女子ログ 梅ジャム追想

 先日、生協のカタログを広げていると、梅ジャムが目に留まりました。私は南蛮漬け・しめサバも好物なので、要するに酸っぱいもの好きなのですが、梅ジャムは別格。勇んで注文しました。

 翌週、商品が届きました。箱から取り出しながら、思わず子どもに「お母さん、明日の朝、梅ジャム食べるんだ~」と宣言してしまうほど、込み上げる喜び。自分でも驚きました。

 梅ジャムというと思い出すのは、父方の祖母。祖父は能登で漆塗りの職人をしており、小学生の頃は夏休みに1週間ほど泊まりがけで帰省し、いとこと海水浴に行くのが恒例でした。灯籠にろうそくの光が揺れる夜のお墓参りも、怖くて楽しい思い出です。その輪島の家で食べたのが、私の人生初の梅ジャム。祖母が作ったそれは強烈に酸っぱく、小学生の舌にビリビリきました。

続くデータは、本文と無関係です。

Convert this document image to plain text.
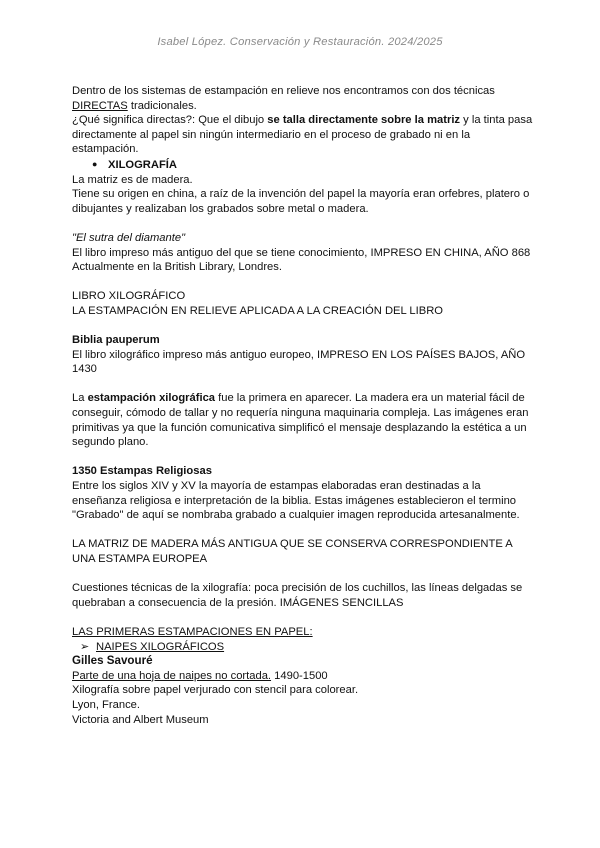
Isabel López. Conservación y Restauración. 2024/2025

Dentro de los sistemas de estampación en relieve nos encontramos con dos técnicas
DIRECTAS tradicionales.

¿Qué significa directas?: Que el dibujo se talla directamente sobre la matriz y la tinta pasa directamente al papel sin ningún intermediario en el proceso de grabado ni en la estampación.

● XILOGRAFÍA

La matriz es de madera.

Tiene su origen en china, a raíz de la invención del papel la mayoría eran orfebres, platero o dibujantes y realizaban los grabados sobre metal o madera.

"El sutra del diamante"

El libro impreso más antiguo del que se tiene conocimiento, IMPRESO EN CHINA, AÑO 868

Actualmente en la British Library, Londres.

LIBRO XILOGRÁFICO

LA ESTAMPACIÓN EN RELIEVE APLICADA A LA CREACIÓN DEL LIBRO

Biblia pauperum

El libro xilográfico impreso más antiguo europeo, IMPRESO EN LOS PAÍSES BAJOS, AÑO 1430

La estampación xilográfica fue la primera en aparecer. La madera era un material fácil de conseguir, cómodo de tallar y no requería ninguna maquinaria compleja. Las imágenes eran primitivas ya que la función comunicativa simplificó el mensaje desplazando la estética a un segundo plano.

1350 Estampas Religiosas

Entre los siglos XIV y XV la mayoría de estampas elaboradas eran destinadas a la enseñanza religiosa e interpretación de la biblia. Estas imágenes establecieron el termino "Grabado" de aquí se nombraba grabado a cualquier imagen reproducida artesanalmente.

LA MATRIZ DE MADERA MÁS ANTIGUA QUE SE CONSERVA CORRESPONDIENTE A UNA ESTAMPA EUROPEA

Cuestiones técnicas de la xilografía: poca precisión de los cuchillos, las líneas delgadas se quebraban a consecuencia de la presión. IMÁGENES SENCILLAS

LAS PRIMERAS ESTAMPACIONES EN PAPEL:

➢ NAIPES XILOGRÁFICOS

Gilles Savouré

Parte de una hoja de naipes no cortada. 1490-1500

Xilografía sobre papel verjurado con stencil para colorear.

Lyon, France.

Victoria and Albert Museum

 不思議ですが、梅ジャムを思うと、祖母の薄い眉、よく着ていた藍色のワンピース、食事中にうちわであおいでいてくれたこと、古い家の匂いまで次々に浮かんできます。その家も今は取り壊されて跡形もありません。

 今回届いた梅ジャムは、今風に甘くて何だか物足りない。「もっと酸っぱくてもいいよねぇ」とつぶやきながらいただきました。